How many different ways can we say the same thing? 

That we were in line first. That we were in line second. That we weren’t raising our voices. That we were right to scream. That a skirt is beautiful because it twirls. That the groove is in the heart. That the intersection of Blackness and queerness is beautiful, as Clifford Prince King captures in his photographs. That housing, clean water, education, health care, and self-determination are human rights, but billionaire is merely a word. That we wouldn’t need Batman if Bruce Wayne paid his damn taxes. That there is cause to all this—debts to be paid, histories to reckon with. That we will continue to relive this moment until the descendants of slaves and the indigenous people of this country are paid what they are owed. That we never wanted to come to this stolen land in the first place. That many of us, as Adrianne Bonilla writes in her aptly-titled short story Someone Is Responsible for All This, “came in pieces: part egg, part sperm, and [were] robbed of ever really knowing the vast, gloomy lands that were [our] birthright.”  

The bad news—the suffering of many—is, in a way, the good news: We are many. “The ocean,” as Suzanne Highland writes in her poem Survey, “is crowded with us.” And there is much we can accomplish if we all move at once. United, organized, and building power, as we’ve always done, but faster.

We must listen to each other. We are the conversation. We move this along. We are the wheels, the chassis, the biodiesel engine, and the windshield. Our art is the fuel, the map, and the destination.  

Rest in power, Breonna Taylor, George Floyd, Ahmaud Arbery, Tony McDade, Elijah McClain, David McAtee, Rayshard Brooks, Carlos Ingram Lopez, James García.
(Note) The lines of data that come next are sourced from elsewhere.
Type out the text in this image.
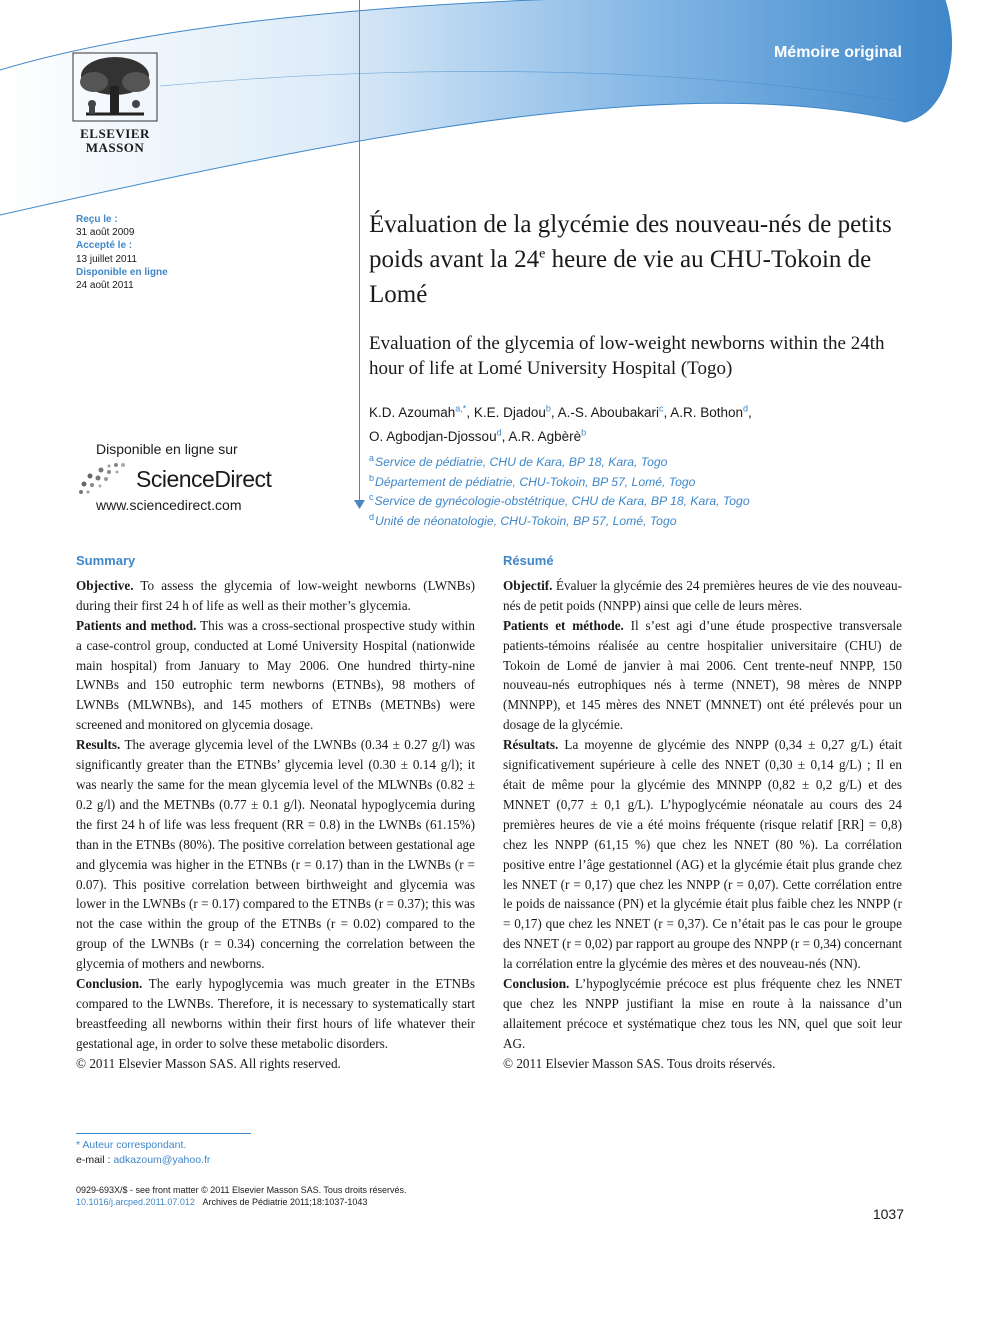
Mémoire original

ELSEVIER

MASSON

Reçu le :
31 août 2009
Accepté le :
13 juillet 2011
Disponible en ligne
24 août 2011
Disponible en ligne sur
ScienceDirect
www.sciencedirect.com
Évaluation de la glycémie des nouveau-nés de petits poids avant la 24e heure de vie au CHU-Tokoin de Lomé
Evaluation of the glycemia of low-weight newborns within the 24th hour of life at Lomé University Hospital (Togo)
K.D. Azoumah$^{a,*}$, K.E. Djadou$^b$, A.-S. Aboubakari$^c$, A.R. Bothon$^d$,
O. Agbodjan-Djossou$^d$, A.R. Agbèrè$^b$
$^a$Service de pédiatrie, CHU de Kara, BP 18, Kara, Togo
$^b$Département de pédiatrie, CHU-Tokoin, BP 57, Lomé, Togo
$^c$Service de gynécologie-obstétrique, CHU de Kara, BP 18, Kara, Togo
$^d$Unité de néonatologie, CHU-Tokoin, BP 57, Lomé, Togo
Summary

Objective. To assess the glycemia of low-weight newborns (LWNBs) during their first 24 h of life as well as their mother’s glycemia.

Patients and method. This was a cross-sectional prospective study within a case-control group, conducted at Lomé University Hospital (nationwide main hospital) from January to May 2006. One hundred thirty-nine LWNBs and 150 eutrophic term newborns (ETNBs), 98 mothers of LWNBs (MLWNBs), and 145 mothers of ETNBs (METNBs) were screened and monitored on glycemia dosage.

Results. The average glycemia level of the LWNBs (0.34 ± 0.27 g/l) was significantly greater than the ETNBs’ glycemia level (0.30 ± 0.14 g/l); it was nearly the same for the mean glycemia level of the MLWNBs (0.82 ± 0.2 g/l) and the METNBs (0.77 ± 0.1 g/l). Neonatal hypoglycemia during the first 24 h of life was less frequent (RR = 0.8) in the LWNBs (61.15%) than in the ETNBs (80%). The positive correlation between gestational age and glycemia was higher in the ETNBs (r = 0.17) than in the LWNBs (r = 0.07). This positive correlation between birthweight and glycemia was lower in the LWNBs (r = 0.17) compared to the ETNBs (r = 0.37); this was not the case within the group of the ETNBs (r = 0.02) compared to the group of the LWNBs (r = 0.34) concerning the correlation between the glycemia of mothers and newborns.

Conclusion. The early hypoglycemia was much greater in the ETNBs compared to the LWNBs. Therefore, it is necessary to systematically start breastfeeding all newborns within their first hours of life whatever their gestational age, in order to solve these metabolic disorders.

© 2011 Elsevier Masson SAS. All rights reserved.

Résumé

Objectif. Évaluer la glycémie des 24 premières heures de vie des nouveau-nés de petit poids (NNPP) ainsi que celle de leurs mères.

Patients et méthode. Il s’est agi d’une étude prospective transversale patients-témoins réalisée au centre hospitalier universitaire (CHU) de Tokoin de Lomé de janvier à mai 2006. Cent trente-neuf NNPP, 150 nouveau-nés eutrophiques nés à terme (NNET), 98 mères de NNPP (MNNPP), et 145 mères des NNET (MNNET) ont été prélevés pour un dosage de la glycémie.

Résultats. La moyenne de glycémie des NNPP (0,34 ± 0,27 g/L) était significativement supérieure à celle des NNET (0,30 ± 0,14 g/L) ; Il en était de même pour la glycémie des MNNPP (0,82 ± 0,2 g/L) et des MNNET (0,77 ± 0,1 g/L). L’hypoglycémie néonatale au cours des 24 premières heures de vie a été moins fréquente (risque relatif [RR] = 0,8) chez les NNPP (61,15 %) que chez les NNET (80 %). La corrélation positive entre l’âge gestationnel (AG) et la glycémie était plus grande chez les NNET (r = 0,17) que chez les NNPP (r = 0,07). Cette corrélation entre le poids de naissance (PN) et la glycémie était plus faible chez les NNPP (r = 0,17) que chez les NNET (r = 0,37). Ce n’était pas le cas pour le groupe des NNET (r = 0,02) par rapport au groupe des NNPP (r = 0,34) concernant la corrélation entre la glycémie des mères et des nouveau-nés (NN).

Conclusion. L’hypoglycémie précoce est plus fréquente chez les NNET que chez les NNPP justifiant la mise en route à la naissance d’un allaitement précoce et systématique chez tous les NN, quel que soit leur AG.

© 2011 Elsevier Masson SAS. Tous droits réservés.

* Auteur correspondant.
e-mail : adkazoum@yahoo.fr
0929-693X/$ - see front matter © 2011 Elsevier Masson SAS. Tous droits réservés.
10.1016/j.arcped.2011.07.012 Archives de Pédiatrie 2011;18:1037-1043
1037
We witnessed all of it.

Thank you for your fierceness, Lorena Borjas, Larry Kramer, Georgiana Glose, and Kimarlee Nguyen. 

Know Justice! Know Peace!
ACT UP! Fight back! Fight AIDS!
¡El pueblo unido jamás será vencido!
We’re here, we’re queer; we’re fabulous, don’t fuck with us!

Solidarity forever,
Alejandro Varela
Co-editor
July 2020


Visual Art: Clifford Prince King, Our Last Blunt Together (2019).